Pride is at the root – obvious in this power-hungry striving of women to be in charge. Pride caused our society to bristle at the woman of the 1950’s – the homemaker, mother, queen of her home.  This bristling led to the “sexual freedom”– just do whatever feels good, regardless of morals.  This so-called sexual freedom caused obvious problems for those sexually active –one of the major “problems” being pregnancy.  Unwanted pregnancies paved the way for abortions to abound. This is that slippery slope of sin. It doesn’t end. And other things have followed and will follow. Will murder one day no longer be a crime? We would all shake our heads no, of course not, but really this isn’t such a far-fetched idea. We are legally murdering our own children every day and before long it won’t be only after 20 weeks gestation or 24 weeks or 38 weeks, but 3 months after birth or 3 years or 10. If we can’t have absolutes in our nation, then who is to say what is and isn’t wrong? Who are you to tell someone that they can’t kill their teenager?

And other than society as a whole and the family, there is the individual who is suffering from abortion, too.  Women who haven’t had abortions, but who support “choice” must live with their decision and women who have abortions must live with that decision for the rest of their lives. Men must live with it also – directly for pushing a woman to get an abortion or indirectly by not standing up for what is right. Planned Parenthood will tell you that emotional problems arise more often from having a baby than from aborting one. Anyone in their right mind knows this is a lie. Of course, some women don’t have any feelings of shame or guilt post-abortion, because all their lives they have been taught the lie – that they didn’t kill a baby – they just got rid of tissue. And it is easier on everyone to just believe that lie – otherwise we have to be held responsible and accountable for some 50 million murders.

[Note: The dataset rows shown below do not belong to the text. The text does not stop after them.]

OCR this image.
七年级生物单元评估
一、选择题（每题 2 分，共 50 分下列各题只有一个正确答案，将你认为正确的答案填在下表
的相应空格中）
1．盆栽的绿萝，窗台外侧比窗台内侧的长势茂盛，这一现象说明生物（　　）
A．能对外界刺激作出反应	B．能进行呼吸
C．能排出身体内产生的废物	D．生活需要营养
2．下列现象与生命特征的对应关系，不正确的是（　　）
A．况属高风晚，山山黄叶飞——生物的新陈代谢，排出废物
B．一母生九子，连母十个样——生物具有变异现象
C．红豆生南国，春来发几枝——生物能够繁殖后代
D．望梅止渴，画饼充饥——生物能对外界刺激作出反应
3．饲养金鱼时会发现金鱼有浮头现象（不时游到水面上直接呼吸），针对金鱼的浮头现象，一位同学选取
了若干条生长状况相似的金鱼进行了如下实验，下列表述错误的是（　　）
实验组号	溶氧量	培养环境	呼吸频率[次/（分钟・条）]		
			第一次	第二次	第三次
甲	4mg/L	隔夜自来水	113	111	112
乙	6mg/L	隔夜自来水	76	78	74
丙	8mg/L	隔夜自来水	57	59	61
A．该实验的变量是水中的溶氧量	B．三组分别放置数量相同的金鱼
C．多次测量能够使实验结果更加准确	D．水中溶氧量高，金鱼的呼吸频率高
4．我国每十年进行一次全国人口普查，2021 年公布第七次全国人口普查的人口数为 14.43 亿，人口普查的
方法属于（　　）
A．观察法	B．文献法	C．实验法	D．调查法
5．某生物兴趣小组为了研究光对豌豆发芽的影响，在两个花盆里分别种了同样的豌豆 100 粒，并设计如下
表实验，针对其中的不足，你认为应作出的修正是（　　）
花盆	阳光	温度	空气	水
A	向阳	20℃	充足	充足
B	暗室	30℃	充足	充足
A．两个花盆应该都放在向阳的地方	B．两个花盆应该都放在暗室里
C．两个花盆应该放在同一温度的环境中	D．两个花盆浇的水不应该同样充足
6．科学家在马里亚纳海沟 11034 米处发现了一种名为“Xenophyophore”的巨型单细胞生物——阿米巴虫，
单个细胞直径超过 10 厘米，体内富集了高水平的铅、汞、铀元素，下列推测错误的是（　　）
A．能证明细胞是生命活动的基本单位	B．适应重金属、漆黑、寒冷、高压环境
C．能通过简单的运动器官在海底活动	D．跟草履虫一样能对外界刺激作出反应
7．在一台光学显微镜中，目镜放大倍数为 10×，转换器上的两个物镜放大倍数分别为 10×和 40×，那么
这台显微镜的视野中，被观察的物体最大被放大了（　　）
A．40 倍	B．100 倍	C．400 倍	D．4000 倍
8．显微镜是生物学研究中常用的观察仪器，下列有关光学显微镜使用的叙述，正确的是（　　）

Why am I bothering to write this whole series on my blog? I know not very many people will read what I have written and those who do may already agree with me. But perhaps that one person who might read it might start to re-think what they have been taught and bought into. Maybe they won’t change their views – but maybe they’ll start thinking. Maybe a small seed will be planted and that makes it all worth it. We must use the God-given ability of thinking – just because the world, the culture, the society, our peers will tell us that a beating heart means nothing – we must seek truth.